Wir haben keine objektiven Biomarker, um die Wirksamkeit des Bewegungstrainings zu bewerten oder vorherzusagen. Hier zeigen wir, dass das Vorhersagemodell, das auf mikrobiellen Signaturen vor dem Training basiert, die Trainingsergebnisse in Bezug auf die glykämische Kontrolle und die Insulinempfindlichkeit genau vorhersagen könnte, was die Möglichkeit des Screenings auf Personen mit hoher Wahrscheinlichkeit einer Trainingsresistenz erhöht. Solche Unterschiede bieten auch einen Ansatz zur Maximierung der Wirksamkeit von Bewegung durch Feinabstimmung der Darmmikrobiota und ebnen den Weg für die Umsetzung einer personalisierten Lifestyle-Intervention für das Diabetes-Management.
 
Gibt es auch Forschungsprojekte, um herauszufinden, ob das intestinale Mikrobiom so verändert werden kann, dass Präventivmaßnahmen besser wirken?

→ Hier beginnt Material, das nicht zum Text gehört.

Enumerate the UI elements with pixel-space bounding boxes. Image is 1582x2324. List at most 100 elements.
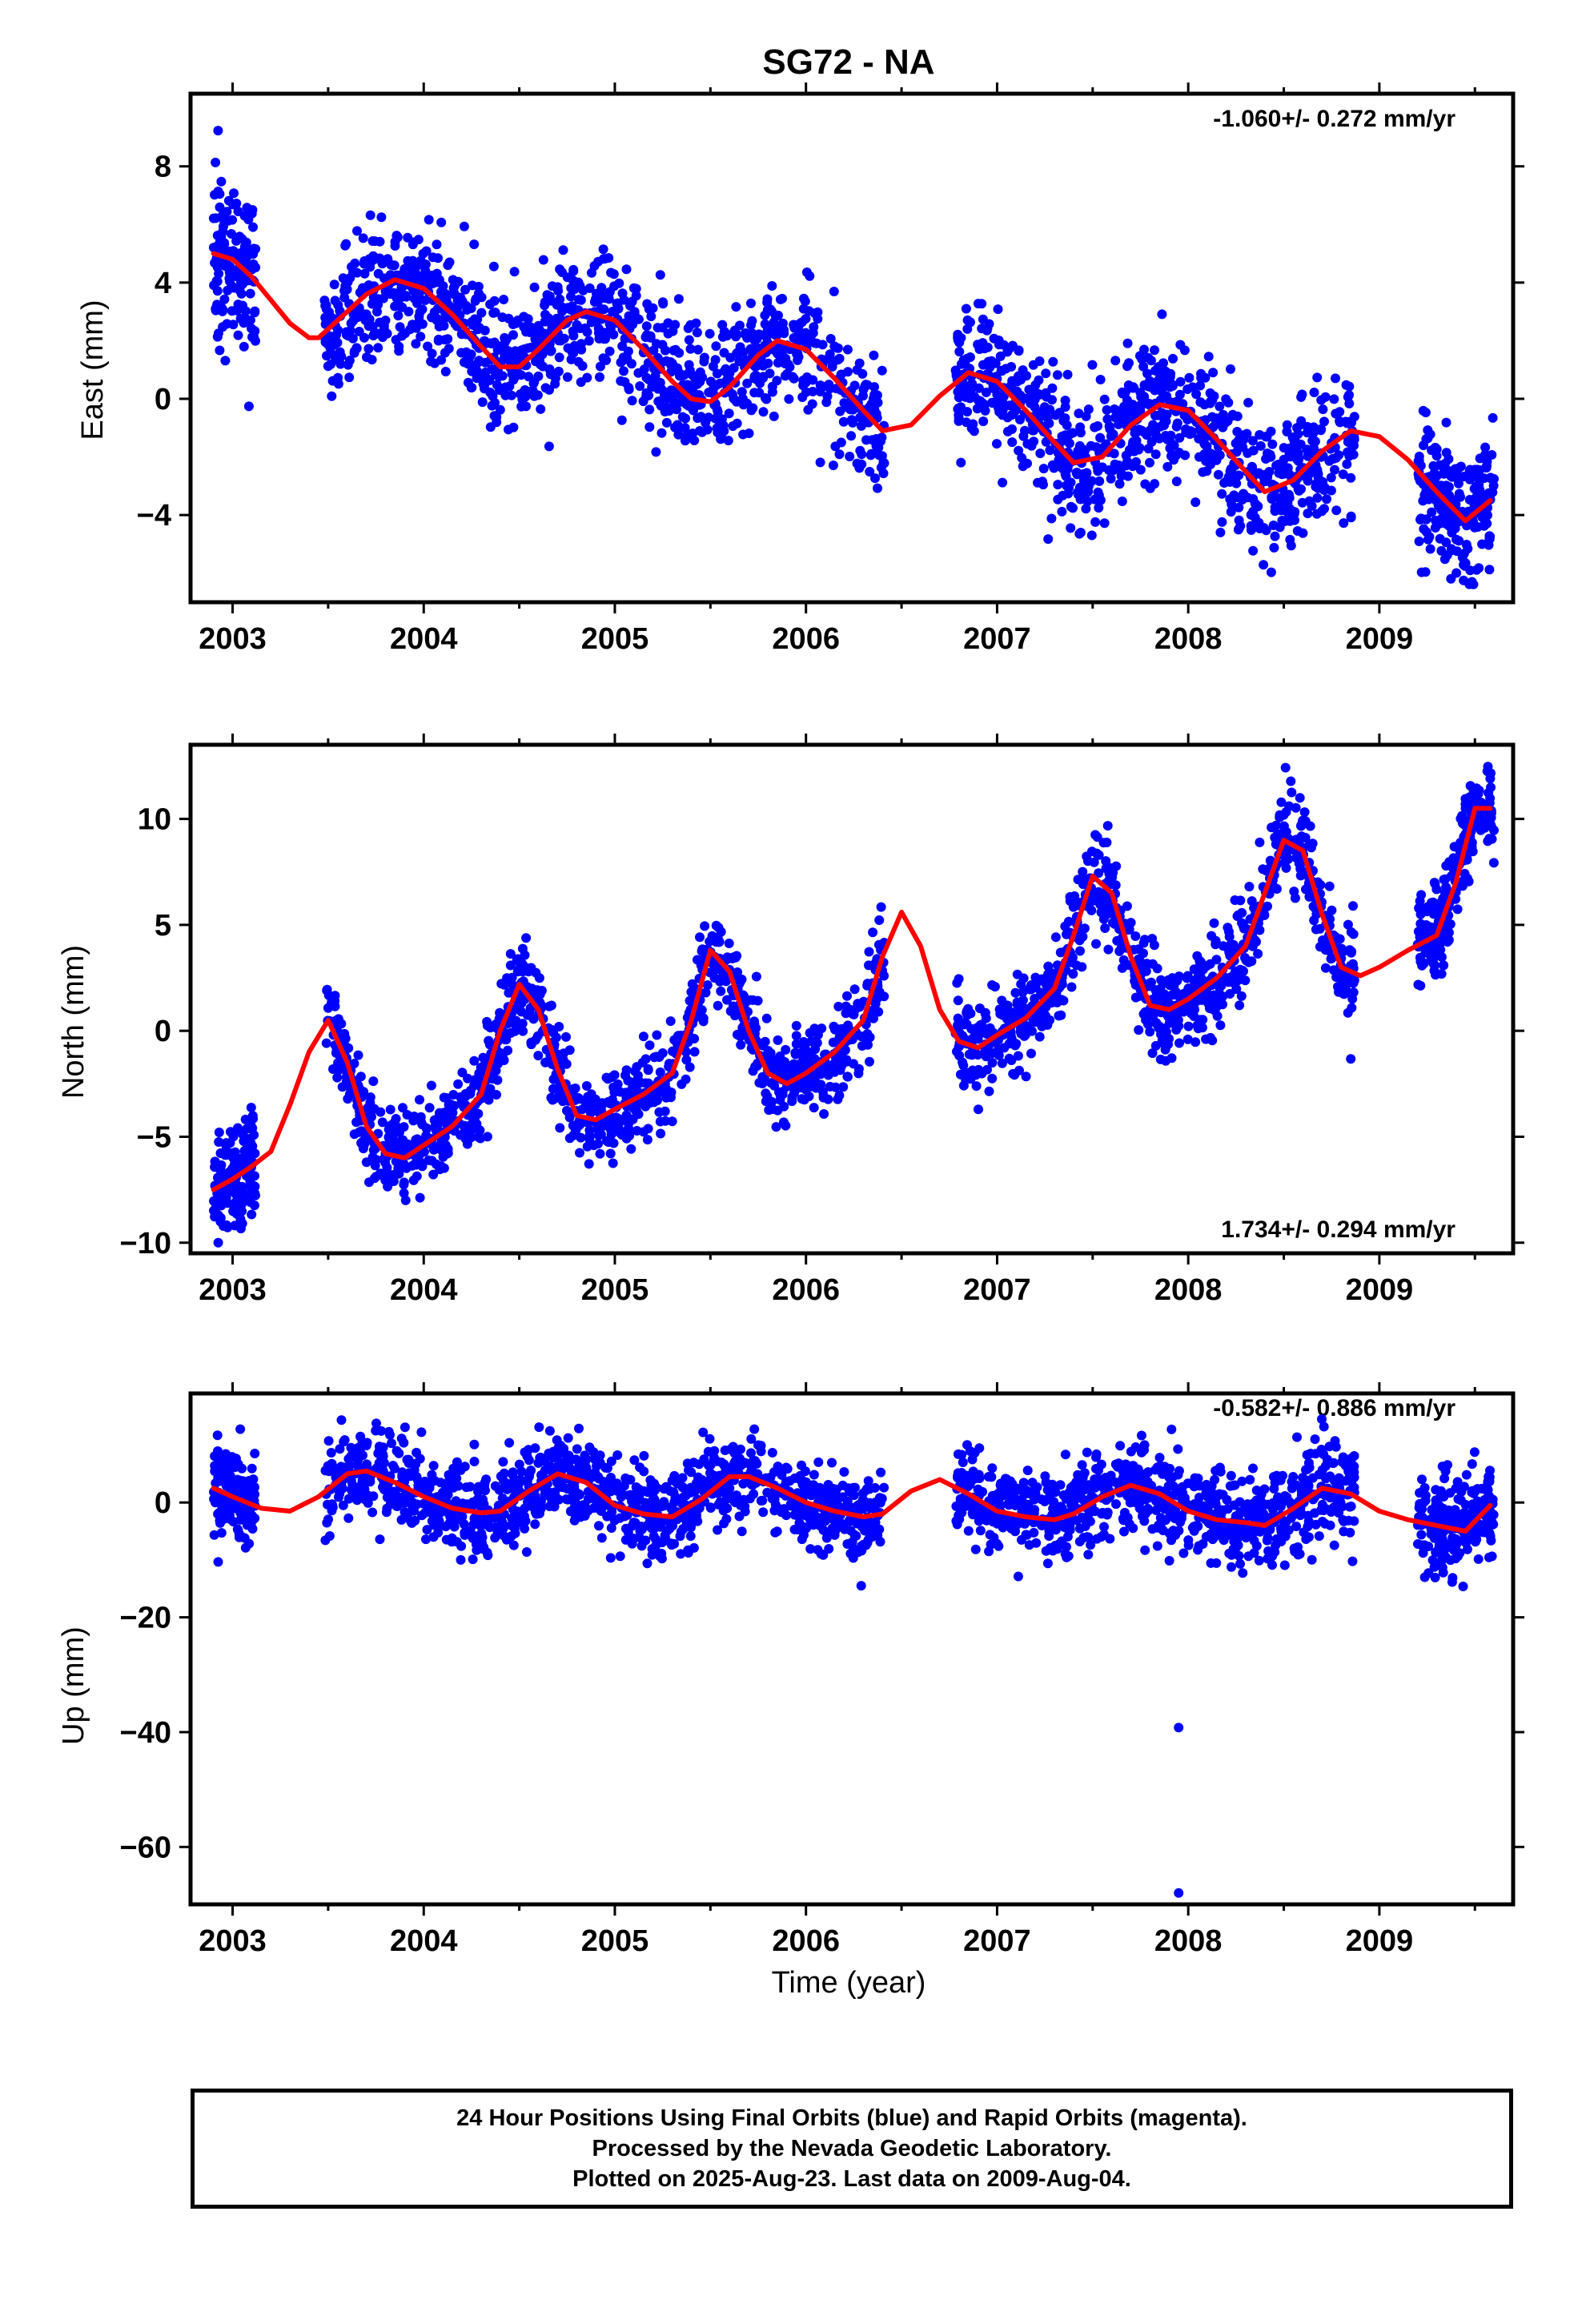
east-point <box>813 314 823 324</box>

Bei Sport-Non-Respondern könnten wir die einzigartigen metabolischen Eigenschaften der Darmmikrobiota weiter analysieren und Probiotika, Präbiotika oder gezielte Ernährungsinterventionen einsetzen, um die Darmmikrobiota zu verfeinern und so die metabolischen Vorteile des Bewegungstrainings wiederherzustellen. Interventionen könnten auf der Grundlage einer ersten Vorbestimmung geändert werden, ob man ein Responder oder Non-Responder ist. Auf diese Weise besteht die Möglichkeit, eine Art von Nahrungsergänzungsmitteln zur Verbesserung des Mikrobioms einzunehmen, um das eigene System besser auf Bewegung reagieren zu lassen.

 

Prof. Dr. Gianni Panagiotou ist Systembiologe und arbeitet am Leibniz- Institut für Naturstoff-Forschung und Infektionsbiologie in Jena. E-Mail: gianni.panagiotou@leibniz-hki.de
Panagiotou führte mit seinem Team die Studie durch, die der CME-Fortbildung auf S. 22 zugrunde liegt.
„Durch die Erkenntnisse der Studie kann die Therapie individualisiert und optimiert werden.”